Капитан глядел на немецкие батареи, на часовых. И думал, что дуче сыграл с итальянцами скверную шутку: внушил им, что они прирожденные воины, бросил против вооруженного до зубов противника и обрек на верную гибель всех: и его, капитана Пульизи, и ординарца Джераче, и всех остальных. Совсем как тех мулов в горах Войюсса.

Ну, ладно. Предположим, что он, капитан Альдо Пульизи, это заслужил: он поверил в басни о «легионах Цезаря» и тоже вообразил себя легионером, но чем виноват Джераче? Что он понимает в разглагольствованиях о «поколении героев»? И многие другие, такие же, как Джераче, солдаты-артиллеристы — крестьяне из Асти, Апулии, Тосканы? Какое отношение к этой грязной истории имеют они? А Катерина? Кому-кому, но не ей и не им надо расплачиваться. Расплачиваться следует ему и таким, как он.

И в его воображении снова возникли кухоньки с побеленными стенами, где стоят столы, отполированные до блеска оттого, что на них много лет раскатывали тесто, и плиты под железным козырьком. Но на этот раз — свои, итальянские. И сидели в этих кухоньках, так похожих на кухни греческих домов, победители — англичане, американцы, южноафриканцы, — сидели на плетеных стульях и смотрели на женщин. Он мысленно представил себе бледные испуганные лица женщин Южной Италии, забившихся в угол кухни; только и осталось, что глаза, — как у женщин Греции. Неужели они тоже будут продаваться за кусок хлеба?

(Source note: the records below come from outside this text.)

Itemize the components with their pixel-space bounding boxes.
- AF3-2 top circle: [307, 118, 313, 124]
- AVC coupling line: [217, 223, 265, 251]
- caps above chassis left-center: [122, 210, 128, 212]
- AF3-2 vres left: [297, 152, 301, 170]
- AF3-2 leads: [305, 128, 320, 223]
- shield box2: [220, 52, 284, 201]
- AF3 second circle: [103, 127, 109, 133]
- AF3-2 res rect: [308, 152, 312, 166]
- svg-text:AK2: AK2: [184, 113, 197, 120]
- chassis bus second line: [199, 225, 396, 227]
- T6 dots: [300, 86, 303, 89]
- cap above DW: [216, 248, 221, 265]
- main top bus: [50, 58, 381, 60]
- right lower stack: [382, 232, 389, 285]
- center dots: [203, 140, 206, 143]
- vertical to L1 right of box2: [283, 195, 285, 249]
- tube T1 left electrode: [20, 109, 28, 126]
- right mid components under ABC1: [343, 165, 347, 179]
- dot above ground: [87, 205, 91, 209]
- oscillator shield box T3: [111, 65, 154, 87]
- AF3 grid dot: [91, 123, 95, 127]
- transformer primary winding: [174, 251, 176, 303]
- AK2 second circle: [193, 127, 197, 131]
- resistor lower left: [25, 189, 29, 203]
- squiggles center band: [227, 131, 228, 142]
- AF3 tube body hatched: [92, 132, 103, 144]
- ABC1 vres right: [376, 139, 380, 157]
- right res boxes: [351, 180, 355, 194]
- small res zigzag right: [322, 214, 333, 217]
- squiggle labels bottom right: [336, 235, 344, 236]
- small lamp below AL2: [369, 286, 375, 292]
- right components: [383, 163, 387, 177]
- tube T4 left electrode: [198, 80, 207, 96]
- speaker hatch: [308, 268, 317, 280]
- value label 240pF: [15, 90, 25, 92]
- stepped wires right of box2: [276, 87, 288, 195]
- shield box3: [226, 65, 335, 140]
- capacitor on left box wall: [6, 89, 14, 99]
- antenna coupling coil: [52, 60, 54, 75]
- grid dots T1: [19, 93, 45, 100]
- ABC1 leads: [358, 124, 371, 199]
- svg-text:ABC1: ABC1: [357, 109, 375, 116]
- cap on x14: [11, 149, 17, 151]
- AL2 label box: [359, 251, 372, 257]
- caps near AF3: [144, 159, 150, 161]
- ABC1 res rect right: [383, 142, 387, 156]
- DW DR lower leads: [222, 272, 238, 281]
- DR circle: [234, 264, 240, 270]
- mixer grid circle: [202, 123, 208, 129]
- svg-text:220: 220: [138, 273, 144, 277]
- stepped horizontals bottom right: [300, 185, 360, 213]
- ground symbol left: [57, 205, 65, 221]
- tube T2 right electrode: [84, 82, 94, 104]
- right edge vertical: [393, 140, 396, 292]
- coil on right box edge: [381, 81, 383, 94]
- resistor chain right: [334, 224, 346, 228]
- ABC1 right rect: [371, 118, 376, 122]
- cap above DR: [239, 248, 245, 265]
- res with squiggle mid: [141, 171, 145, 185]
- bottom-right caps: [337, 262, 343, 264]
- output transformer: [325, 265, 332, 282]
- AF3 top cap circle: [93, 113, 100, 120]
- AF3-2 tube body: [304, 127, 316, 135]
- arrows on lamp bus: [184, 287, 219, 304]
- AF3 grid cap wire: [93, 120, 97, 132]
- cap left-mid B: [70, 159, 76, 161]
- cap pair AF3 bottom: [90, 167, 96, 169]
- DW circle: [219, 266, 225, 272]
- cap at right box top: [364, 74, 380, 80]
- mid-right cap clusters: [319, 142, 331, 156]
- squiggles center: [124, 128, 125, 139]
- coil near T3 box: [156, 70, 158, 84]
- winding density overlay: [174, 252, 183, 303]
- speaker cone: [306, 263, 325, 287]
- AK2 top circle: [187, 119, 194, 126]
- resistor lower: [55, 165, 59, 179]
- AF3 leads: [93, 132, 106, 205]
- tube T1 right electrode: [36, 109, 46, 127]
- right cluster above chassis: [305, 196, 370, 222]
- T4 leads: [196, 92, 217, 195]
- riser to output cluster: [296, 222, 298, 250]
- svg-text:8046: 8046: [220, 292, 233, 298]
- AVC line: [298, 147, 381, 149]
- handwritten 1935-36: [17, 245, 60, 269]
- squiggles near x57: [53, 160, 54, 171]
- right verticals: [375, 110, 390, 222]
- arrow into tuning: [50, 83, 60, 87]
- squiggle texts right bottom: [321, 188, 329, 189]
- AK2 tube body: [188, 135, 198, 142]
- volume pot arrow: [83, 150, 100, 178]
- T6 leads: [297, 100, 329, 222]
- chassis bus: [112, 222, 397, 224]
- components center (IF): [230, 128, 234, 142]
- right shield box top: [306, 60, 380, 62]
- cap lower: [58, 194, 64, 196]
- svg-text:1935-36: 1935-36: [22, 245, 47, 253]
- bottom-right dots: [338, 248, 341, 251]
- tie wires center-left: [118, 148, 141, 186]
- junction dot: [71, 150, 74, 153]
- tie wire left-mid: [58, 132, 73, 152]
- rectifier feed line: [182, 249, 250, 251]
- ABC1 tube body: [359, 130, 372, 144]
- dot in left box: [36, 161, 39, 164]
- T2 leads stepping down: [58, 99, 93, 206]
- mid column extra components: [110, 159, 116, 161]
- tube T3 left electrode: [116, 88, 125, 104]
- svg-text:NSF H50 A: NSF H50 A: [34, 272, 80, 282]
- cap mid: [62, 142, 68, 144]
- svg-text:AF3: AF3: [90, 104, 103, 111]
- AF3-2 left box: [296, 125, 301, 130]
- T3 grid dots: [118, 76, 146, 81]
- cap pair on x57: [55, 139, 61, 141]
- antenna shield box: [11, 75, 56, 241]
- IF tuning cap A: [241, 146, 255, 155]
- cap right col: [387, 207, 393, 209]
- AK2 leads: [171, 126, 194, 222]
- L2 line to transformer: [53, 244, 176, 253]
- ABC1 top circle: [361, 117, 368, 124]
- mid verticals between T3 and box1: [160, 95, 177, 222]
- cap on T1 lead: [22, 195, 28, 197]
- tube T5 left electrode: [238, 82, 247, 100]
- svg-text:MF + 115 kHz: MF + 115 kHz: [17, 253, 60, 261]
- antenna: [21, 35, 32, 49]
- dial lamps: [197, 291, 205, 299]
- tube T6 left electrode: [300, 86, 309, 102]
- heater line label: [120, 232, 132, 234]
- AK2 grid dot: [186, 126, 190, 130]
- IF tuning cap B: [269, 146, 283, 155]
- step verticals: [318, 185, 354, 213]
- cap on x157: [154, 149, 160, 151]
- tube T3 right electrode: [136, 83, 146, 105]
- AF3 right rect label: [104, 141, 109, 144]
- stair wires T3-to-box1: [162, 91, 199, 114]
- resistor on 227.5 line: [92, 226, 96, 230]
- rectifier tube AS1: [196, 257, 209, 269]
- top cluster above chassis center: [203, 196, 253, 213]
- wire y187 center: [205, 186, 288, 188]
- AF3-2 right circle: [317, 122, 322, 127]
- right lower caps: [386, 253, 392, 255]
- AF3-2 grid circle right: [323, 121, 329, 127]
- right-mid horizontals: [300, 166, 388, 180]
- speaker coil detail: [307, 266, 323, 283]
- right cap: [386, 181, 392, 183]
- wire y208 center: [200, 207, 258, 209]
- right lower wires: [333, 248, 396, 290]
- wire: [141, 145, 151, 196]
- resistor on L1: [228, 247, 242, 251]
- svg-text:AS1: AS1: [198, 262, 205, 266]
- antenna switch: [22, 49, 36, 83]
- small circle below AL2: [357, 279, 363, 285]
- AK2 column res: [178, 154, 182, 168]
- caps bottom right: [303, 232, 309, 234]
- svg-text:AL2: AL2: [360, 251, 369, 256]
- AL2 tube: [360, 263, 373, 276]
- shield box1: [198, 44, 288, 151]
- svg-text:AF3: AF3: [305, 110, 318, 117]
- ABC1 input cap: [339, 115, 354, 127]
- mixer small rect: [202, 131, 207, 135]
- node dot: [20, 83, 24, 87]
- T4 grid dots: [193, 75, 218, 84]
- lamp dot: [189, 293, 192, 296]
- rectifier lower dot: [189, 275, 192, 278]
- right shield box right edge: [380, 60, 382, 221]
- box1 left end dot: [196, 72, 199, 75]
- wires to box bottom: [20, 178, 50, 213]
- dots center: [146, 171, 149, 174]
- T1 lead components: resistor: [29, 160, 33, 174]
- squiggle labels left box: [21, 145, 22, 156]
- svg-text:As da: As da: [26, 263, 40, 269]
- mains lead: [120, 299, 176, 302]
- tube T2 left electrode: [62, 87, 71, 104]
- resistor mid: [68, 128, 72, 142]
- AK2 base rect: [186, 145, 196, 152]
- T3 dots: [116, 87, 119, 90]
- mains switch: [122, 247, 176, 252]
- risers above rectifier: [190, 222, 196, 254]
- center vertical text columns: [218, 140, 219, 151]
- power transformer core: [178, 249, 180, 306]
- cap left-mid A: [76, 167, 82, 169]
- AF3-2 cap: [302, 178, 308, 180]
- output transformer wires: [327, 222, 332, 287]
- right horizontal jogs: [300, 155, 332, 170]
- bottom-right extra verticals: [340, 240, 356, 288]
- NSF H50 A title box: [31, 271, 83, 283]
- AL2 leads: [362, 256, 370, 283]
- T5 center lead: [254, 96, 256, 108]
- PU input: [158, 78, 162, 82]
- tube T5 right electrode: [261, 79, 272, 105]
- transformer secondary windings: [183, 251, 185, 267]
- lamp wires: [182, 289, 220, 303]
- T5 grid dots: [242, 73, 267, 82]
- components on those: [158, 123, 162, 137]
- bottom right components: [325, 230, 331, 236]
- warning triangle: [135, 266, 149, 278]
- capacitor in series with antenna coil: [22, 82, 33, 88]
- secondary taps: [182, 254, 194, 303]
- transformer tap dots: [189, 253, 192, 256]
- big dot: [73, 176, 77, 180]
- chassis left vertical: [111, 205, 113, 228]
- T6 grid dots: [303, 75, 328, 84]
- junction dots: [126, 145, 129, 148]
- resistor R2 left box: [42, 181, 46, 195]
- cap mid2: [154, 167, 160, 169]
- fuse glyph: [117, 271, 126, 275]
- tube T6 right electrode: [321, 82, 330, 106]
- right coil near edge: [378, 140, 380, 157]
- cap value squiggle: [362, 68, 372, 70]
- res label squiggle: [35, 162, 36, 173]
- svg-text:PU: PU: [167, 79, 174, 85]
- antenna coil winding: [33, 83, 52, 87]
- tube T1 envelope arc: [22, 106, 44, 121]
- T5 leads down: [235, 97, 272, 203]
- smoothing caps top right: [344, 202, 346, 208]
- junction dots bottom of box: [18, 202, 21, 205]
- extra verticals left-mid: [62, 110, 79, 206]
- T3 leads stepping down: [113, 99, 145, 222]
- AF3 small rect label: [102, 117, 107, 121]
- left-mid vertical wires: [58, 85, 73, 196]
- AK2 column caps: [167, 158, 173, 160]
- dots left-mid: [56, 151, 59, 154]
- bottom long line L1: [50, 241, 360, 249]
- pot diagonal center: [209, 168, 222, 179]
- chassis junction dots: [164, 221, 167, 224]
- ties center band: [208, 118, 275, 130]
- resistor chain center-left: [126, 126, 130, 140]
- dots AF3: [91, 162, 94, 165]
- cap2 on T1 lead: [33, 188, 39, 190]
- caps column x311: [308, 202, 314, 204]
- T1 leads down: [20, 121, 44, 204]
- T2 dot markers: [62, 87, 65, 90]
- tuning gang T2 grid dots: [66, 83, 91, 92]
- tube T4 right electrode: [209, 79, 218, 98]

— Капитан, укладывать чемоданы?

Сомнения нет, война проиграна, но как растолковать это товарищам по оружию — немцам? Как сложатся теперь отношения с Карлом Риттером? Ведь столько раз ужинали за одним столом, ходили по одним и тем же горным тропам, спорили? По-видимому, этот вопрос занимал всех: солдат, Джераче, военного капеллана, офицеров; они толпились у палатки, смотрели на него и как-то неуверенно, растерянно улыбались. В глазах у всех застыло сомнение, и в то же время они светились счастьем, надеждой на скорое возвращение домой. Или это ему лишь казалось? Может, он принимал желаемое за действительность?